La peste negra del siglo XIV



Al parecer Villoria como muchas otras alquerías y aldeas de la zona se despobló alrededor del Siglo XIV, debido a las continuas pestes que asolaron la comarca en esos años, todo ello unido a las continuas escaramuzas bélicas de los habitantes de Villoria contra las vecinas Villarrubia y Santa Cruz.

La peste negra o muerte negra fue la pandemia de peste más devastadora en la historia de la humanidad que afectó a Eurasia y que alcanzó un punto máximo entre 1347 y 1353. Es difícil conocer el número de fallecidos, pero las estimaciones son de 25 millones de personas solo en Europa, aproximadamente un tercio de la población.​

La pandemia irrumpió en primer lugar en Asia, para después llegar a Europa, a través de las rutas comerciales. Introducida por marinos, la epidemia dio comienzo en Mesina. Mientras que algunas áreas quedaron despobladas, otras estuvieron libres de la enfermedad o solo fueron ligeramente afectadas. En Florencia, solamente un quinto de sus pobladores sobrevivió. En el territorio actual de Alemania, se estima que uno de cada diez habitantes perdió la vida a causa de la peste negra.

La epidemia de peste de mediados del XVII



Existen cifras que certifican un espectacular decremento del número de pobladores en los inicios de este siglo, anotándose varias razones generales. Tanto las epidemias y el hambre, como la gran peste de 1599-1602 en la que, al parecer, la mayor mortandad de los niños tuvo más importan­cia al afectar la vitalidad de las poblaciones.

Villarrubia;
"Tiene una iglesia parroquial de la advocación de San Bartolomé, con tres ermitas: de la Concepción, San Pedro y San Sebastián. En el término de Biezma, a una legua, está la ermita de Ntra. Sra. del Castellar de mucha devoción en toda la comarca.
Además de los días de ayuno mandados por la Iglesia se guarda por voto de la villa a San Sebastián con abstinencia la vigilia por las enfermedades y la pestilencia; San Gregorio Nacianceno por los gusanos y otras sabandijas que dañan las viñas."
Ocaña y su tierra en la época de Lope de Vega
Estudios Superiores del Escorial

La viruela del siglo XVIII 


En el siglo XVIII el azote de la Humanidad fue la viruela.

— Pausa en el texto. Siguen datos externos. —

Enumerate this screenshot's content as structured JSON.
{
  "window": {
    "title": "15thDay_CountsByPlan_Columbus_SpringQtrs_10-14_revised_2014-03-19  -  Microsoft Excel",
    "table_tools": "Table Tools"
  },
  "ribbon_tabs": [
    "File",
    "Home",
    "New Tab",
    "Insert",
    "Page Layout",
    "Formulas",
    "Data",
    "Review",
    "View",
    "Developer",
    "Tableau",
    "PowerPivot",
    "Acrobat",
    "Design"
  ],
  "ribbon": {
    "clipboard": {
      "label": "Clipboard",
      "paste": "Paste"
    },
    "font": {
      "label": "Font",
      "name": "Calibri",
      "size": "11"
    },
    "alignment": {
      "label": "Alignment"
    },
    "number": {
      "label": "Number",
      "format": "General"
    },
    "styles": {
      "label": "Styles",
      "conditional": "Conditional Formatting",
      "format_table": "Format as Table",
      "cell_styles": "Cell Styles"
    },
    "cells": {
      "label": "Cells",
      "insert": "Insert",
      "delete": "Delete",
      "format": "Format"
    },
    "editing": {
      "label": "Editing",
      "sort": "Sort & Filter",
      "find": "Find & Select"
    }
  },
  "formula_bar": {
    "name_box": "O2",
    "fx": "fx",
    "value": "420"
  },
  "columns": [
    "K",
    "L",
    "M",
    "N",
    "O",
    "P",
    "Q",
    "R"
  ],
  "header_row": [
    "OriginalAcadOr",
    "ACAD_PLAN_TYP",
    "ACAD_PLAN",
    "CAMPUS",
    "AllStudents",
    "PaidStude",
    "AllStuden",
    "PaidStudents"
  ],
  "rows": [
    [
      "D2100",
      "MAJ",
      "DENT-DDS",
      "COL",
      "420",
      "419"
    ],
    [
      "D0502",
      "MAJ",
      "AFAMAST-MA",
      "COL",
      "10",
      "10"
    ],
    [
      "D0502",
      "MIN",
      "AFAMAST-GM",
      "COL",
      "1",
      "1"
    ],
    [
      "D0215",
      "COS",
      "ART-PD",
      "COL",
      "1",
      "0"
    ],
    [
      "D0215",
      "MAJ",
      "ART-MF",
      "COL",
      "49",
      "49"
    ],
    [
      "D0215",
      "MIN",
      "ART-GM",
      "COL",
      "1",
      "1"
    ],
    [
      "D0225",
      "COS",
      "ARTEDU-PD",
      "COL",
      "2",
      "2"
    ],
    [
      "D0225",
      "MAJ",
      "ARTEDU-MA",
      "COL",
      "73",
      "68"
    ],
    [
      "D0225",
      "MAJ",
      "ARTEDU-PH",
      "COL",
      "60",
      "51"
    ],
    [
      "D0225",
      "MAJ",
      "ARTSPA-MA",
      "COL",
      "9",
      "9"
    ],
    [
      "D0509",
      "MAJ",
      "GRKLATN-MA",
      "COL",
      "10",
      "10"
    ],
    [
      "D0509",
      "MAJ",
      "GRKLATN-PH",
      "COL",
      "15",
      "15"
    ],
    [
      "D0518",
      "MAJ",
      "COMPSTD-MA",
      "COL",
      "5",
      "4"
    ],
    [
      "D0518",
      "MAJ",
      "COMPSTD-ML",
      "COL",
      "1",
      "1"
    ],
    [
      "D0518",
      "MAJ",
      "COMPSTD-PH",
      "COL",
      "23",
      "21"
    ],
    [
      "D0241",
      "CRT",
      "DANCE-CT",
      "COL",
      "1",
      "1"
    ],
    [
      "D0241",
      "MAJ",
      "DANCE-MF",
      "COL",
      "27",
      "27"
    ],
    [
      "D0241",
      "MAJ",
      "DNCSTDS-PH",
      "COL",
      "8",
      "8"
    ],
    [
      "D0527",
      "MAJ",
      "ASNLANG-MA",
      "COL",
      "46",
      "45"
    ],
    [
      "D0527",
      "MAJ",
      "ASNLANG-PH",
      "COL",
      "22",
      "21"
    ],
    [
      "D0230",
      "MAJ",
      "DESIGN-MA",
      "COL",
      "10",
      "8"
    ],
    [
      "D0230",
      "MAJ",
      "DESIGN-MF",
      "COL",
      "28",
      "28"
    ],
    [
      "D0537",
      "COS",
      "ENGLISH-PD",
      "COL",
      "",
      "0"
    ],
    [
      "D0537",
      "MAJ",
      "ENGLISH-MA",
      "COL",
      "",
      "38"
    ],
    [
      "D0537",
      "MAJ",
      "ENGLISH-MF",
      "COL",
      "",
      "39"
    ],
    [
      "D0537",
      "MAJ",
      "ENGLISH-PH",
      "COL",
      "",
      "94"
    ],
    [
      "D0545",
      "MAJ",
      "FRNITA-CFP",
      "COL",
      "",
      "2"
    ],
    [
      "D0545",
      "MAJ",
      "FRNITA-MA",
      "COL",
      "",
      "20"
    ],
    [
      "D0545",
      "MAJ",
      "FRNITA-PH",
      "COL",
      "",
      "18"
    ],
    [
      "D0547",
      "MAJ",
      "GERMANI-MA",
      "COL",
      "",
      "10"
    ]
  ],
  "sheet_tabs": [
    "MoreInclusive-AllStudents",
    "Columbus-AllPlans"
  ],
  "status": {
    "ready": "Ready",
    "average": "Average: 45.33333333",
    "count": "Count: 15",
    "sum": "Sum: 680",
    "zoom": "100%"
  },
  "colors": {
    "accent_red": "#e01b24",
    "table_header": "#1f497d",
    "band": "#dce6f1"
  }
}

La viruela fue una enfermedad devastadora en la Europa, que se extendió en forma de epidemia matando a 60 millones de personas y desfigurando a otros muchos millones.
En España provocó la muerte de Luis I.

"conocemos los valores del año 1786 por las relaciones remitidas por los curas párrocos a Tomás López, en las que señala: 
Hallando que los nacidos en el año 1789 y han sido unos 214 con algunos niños más expósitos llamados Hijos del Sol y de la Luna, que según las ocurrencias de los Pueblos ocasionan irremediablemente, 60 casados, y muertos de diversa edad unos 212 sin algunos Párvulos que también son indispensables; y muchos más en tiempos de Viruelas, Sarampiones, garrotillos y otros males pueriles que son el Herodes de ellos; como en este mismo año hasta el número de dichos ciento"
Comarca de ocaña a finales del siglo XVIII
Mariano García Ruipérez

Epidemia de cólera del siglo XIX

A principios del siglo XIX el verdadero patrimonio español era el hambre, la ignorancia, la guerra y la enfermedad. La economía estaba estancada, era deficiente, y sus Universidades estaban muy atrasadas respecto a las de nuestro entorno. En la vida de la inmensa mayoría de la población predominaba el sector primario (agricultura) sin ningún tipo de tecnificación y sujeto a las inclemencias del tiempo. Se carecía de las mínimas medidas y estructuras sanitarias para protegerse de las enfermedades infecciosas, todo ello acompañado de una mala alimentación y total falta de higiene.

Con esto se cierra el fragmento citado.